Coronavirus Makes Cells Grow Tentacles, Microscopic Images Reveal

Microscopic images released by scientists show how the coronavirus which causes COVID-19 appears to make cells which it has invaded grow tentacle-like protrusions.

Researchers used special equipment to capture images of SARS-CoV-2, the name of the virus which causes COVID-19, after it infected monkey kidney cells in a lab.

Among their findings published in the journal Cell was that the virus seemed to trigger the growth of what are known as filopodia. These are thin protrusions rich in a protein which is important for actions including the movement and division of cells. They act as an antenna for cells to probe their surroundings.

In the images, they were dotted with new virus particles. The protrusions were "significantly longer and more branched than in uninfected cells," the authors wrote.

1 of 3

The team also spotted the "dramatic rewiring" of a process involved in how cells act, on both the host cells and viral proteins. These changes reflect how an enzyme called kinase is hijacked during infection, they said.

Co-author Pedro Beltrao of the European Bioinformatics Institute, said in a statement: "The virus prevents human cells from dividing, maintaining them at a particular point in the cell cycle. This provides the virus with a relatively stable and adequate environment to keep replicating."

Next, the team looked to see if existing drugs could target these alterations to treat SARS-CoV-2 infections. They found seven existing drugs which may help to combat the bug. Six months into the COVID-19 pandemic, there are currently no specific drugs to treat the disease, although existing drugs have been repurposed.

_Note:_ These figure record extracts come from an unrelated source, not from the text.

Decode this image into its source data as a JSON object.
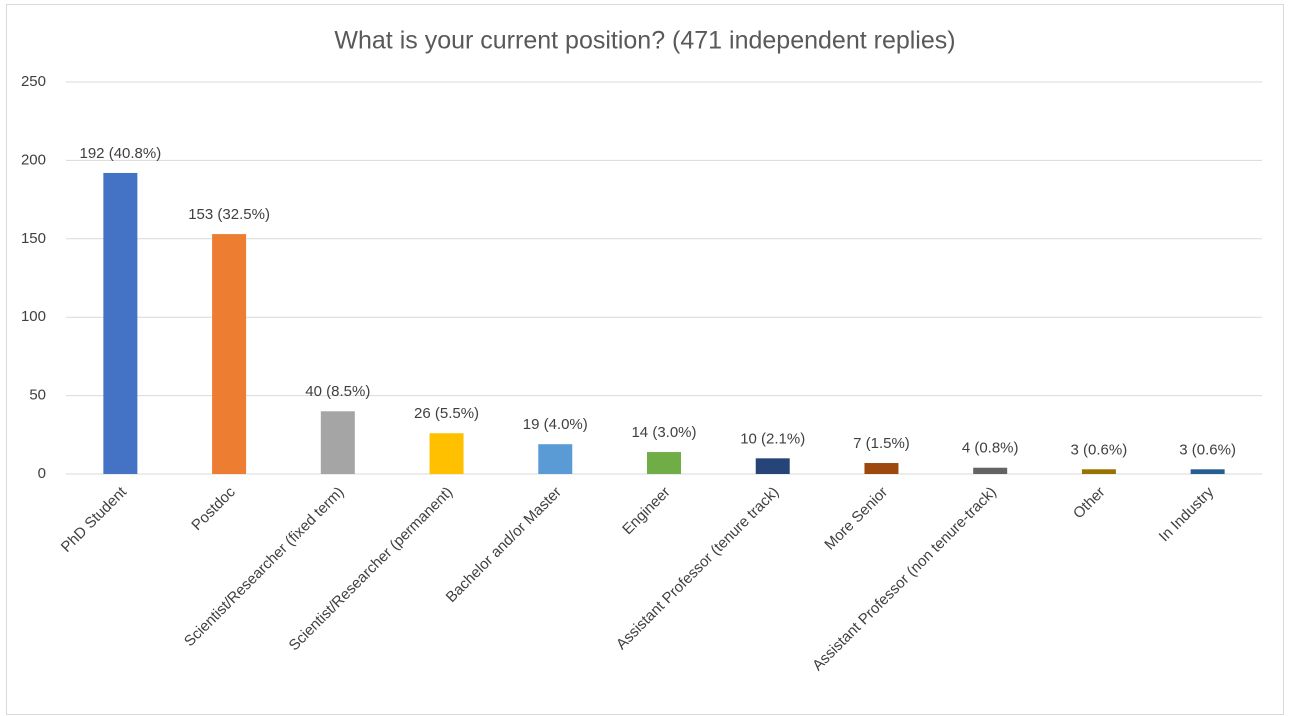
{
  "chart_data": {
    "type": "bar",
    "title": "What is your current position? (471 independent replies)",
    "categories": [
      "PhD Student",
      "Postdoc",
      "Scientist/Researcher (fixed term)",
      "Scientist/Researcher (permanent)",
      "Bachelor and/or Master",
      "Engineer",
      "Assistant Professor (tenure track)",
      "More Senior",
      "Assistant Professor (non tenure-track)",
      "Other",
      "In Industry"
    ],
    "values": [
      192,
      153,
      40,
      26,
      19,
      14,
      10,
      7,
      4,
      3,
      3
    ],
    "value_labels": [
      "192 (40.8%)",
      "153 (32.5%)",
      "40 (8.5%)",
      "26 (5.5%)",
      "19 (4.0%)",
      "14 (3.0%)",
      "10 (2.1%)",
      "7 (1.5%)",
      "4 (0.8%)",
      "3 (0.6%)",
      "3 (0.6%)"
    ],
    "colors": [
      "#4472c4",
      "#ed7d31",
      "#a5a5a5",
      "#ffc000",
      "#5b9bd5",
      "#70ad47",
      "#264478",
      "#9e480e",
      "#636363",
      "#997300",
      "#255e91"
    ],
    "ylim": [
      0,
      250
    ],
    "yticks": [
      0,
      50,
      100,
      150,
      200,
      250
    ],
    "grid": true
  }
}
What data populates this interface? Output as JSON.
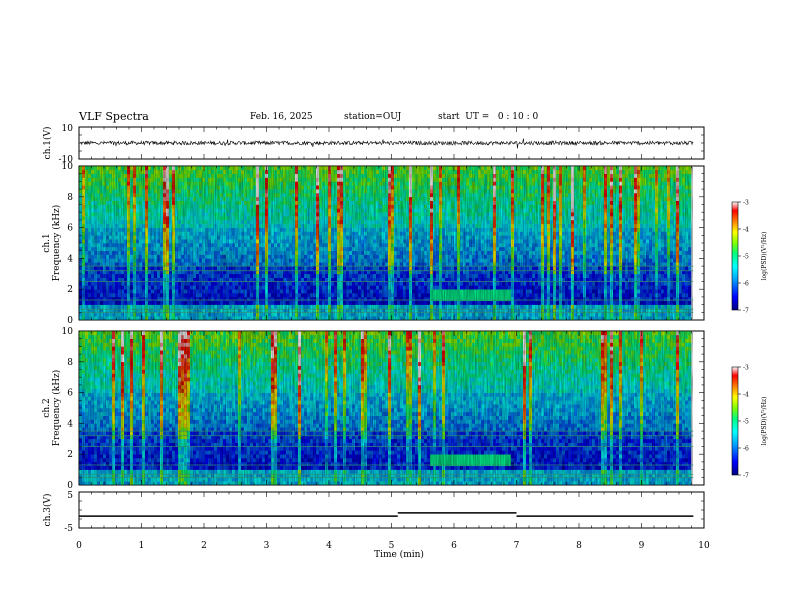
{
  "header": {
    "title": "VLF Spectra",
    "date": "Feb. 16, 2025",
    "station": "station=OUJ",
    "start_ut": "start  UT =   0 : 10 : 0"
  },
  "chart_data": [
    {
      "type": "line",
      "panel": "ch1-waveform",
      "ylabel": "ch.1(V)",
      "ylim": [
        -10,
        10
      ],
      "yticks": [
        "10",
        "-10"
      ],
      "xlim": [
        0,
        10
      ],
      "data_extent_min": [
        0,
        9.83
      ],
      "description_values": {
        "mean": 0,
        "noise_amplitude": 1.2
      }
    },
    {
      "type": "heatmap",
      "panel": "ch1-spectrogram",
      "ylabel": "ch.1\nFrequency (kHz)",
      "ylabel_line1": "ch.1",
      "ylabel_line2": "Frequency (kHz)",
      "ylim": [
        0,
        10
      ],
      "yticks": [
        "0",
        "2",
        "4",
        "6",
        "8",
        "10"
      ],
      "xlim": [
        0,
        10
      ],
      "colorbar": {
        "label": "log(PSD)(V²/Hz)",
        "range": [
          -7,
          -3
        ],
        "ticks": [
          "-3",
          "-4",
          "-5",
          "-6",
          "-7"
        ],
        "colors": [
          "#000080",
          "#0000ff",
          "#00a0ff",
          "#00ffff",
          "#00ff80",
          "#80ff00",
          "#ffff00",
          "#ff8000",
          "#ff0000",
          "#ffffff"
        ]
      }
    },
    {
      "type": "heatmap",
      "panel": "ch2-spectrogram",
      "ylabel_line1": "ch.2",
      "ylabel_line2": "Frequency (kHz)",
      "ylim": [
        0,
        10
      ],
      "yticks": [
        "0",
        "2",
        "4",
        "6",
        "8",
        "10"
      ],
      "xlim": [
        0,
        10
      ],
      "colorbar": {
        "label": "log(PSD)(V²/Hz)",
        "range": [
          -7,
          -3
        ],
        "ticks": [
          "-3",
          "-4",
          "-5",
          "-6",
          "-7"
        ]
      }
    },
    {
      "type": "line",
      "panel": "ch3-trigger",
      "ylabel": "ch.3(V)",
      "ylim": [
        -5,
        5
      ],
      "yticks": [
        "5",
        "-5"
      ],
      "xlim": [
        0,
        10
      ],
      "segments": [
        {
          "x": [
            0,
            5.1
          ],
          "y": [
            -1.7,
            -1.7
          ]
        },
        {
          "x": [
            5.1,
            7.0
          ],
          "y": [
            -0.8,
            -0.8
          ]
        },
        {
          "x": [
            7.0,
            9.83
          ],
          "y": [
            -1.7,
            -1.7
          ]
        }
      ]
    }
  ],
  "xaxis": {
    "label": "Time (min)",
    "ticks": [
      "0",
      "1",
      "2",
      "3",
      "4",
      "5",
      "6",
      "7",
      "8",
      "9",
      "10"
    ]
  }
}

The work was limited, the researchers said, because they didn't use human cells to analyze the proteins. But they did use human lung cells in addition to the monkey cells to explore whether existing drugs affect SARS-CoV-2, the team said.

Kevan Shokat, Professor in the Department of Cellular and Molecular Pharmacology at UCSF, said the team hopes to build on their work by looking at kinases in the hope of aiding the development of drugs to treat COVID-19.

Beltrao said: "Kinases possess certain structural features that make them good drug targets. Drugs have already been developed to target some of the kinases we identified, so we urge clinical researchers to test the antiviral effects of these drugs in their trials."

Co-author Nevan Krogan, director of the Quantitative Biosciences Institute at UCSF and Senior Investigator at Gladstone Institutes, said in a statement that seeing the "extensive branching of the filopodia" shows that understanding how viruses behave with a host can help to find potential ways to treat disease.

"Our data-driven approach for drug discovery has identified a new set of drugs that have great potential to fight COVID-19, either by themselves or in combination with other drugs, and we are excited to see if they will help end this pandemic," he said.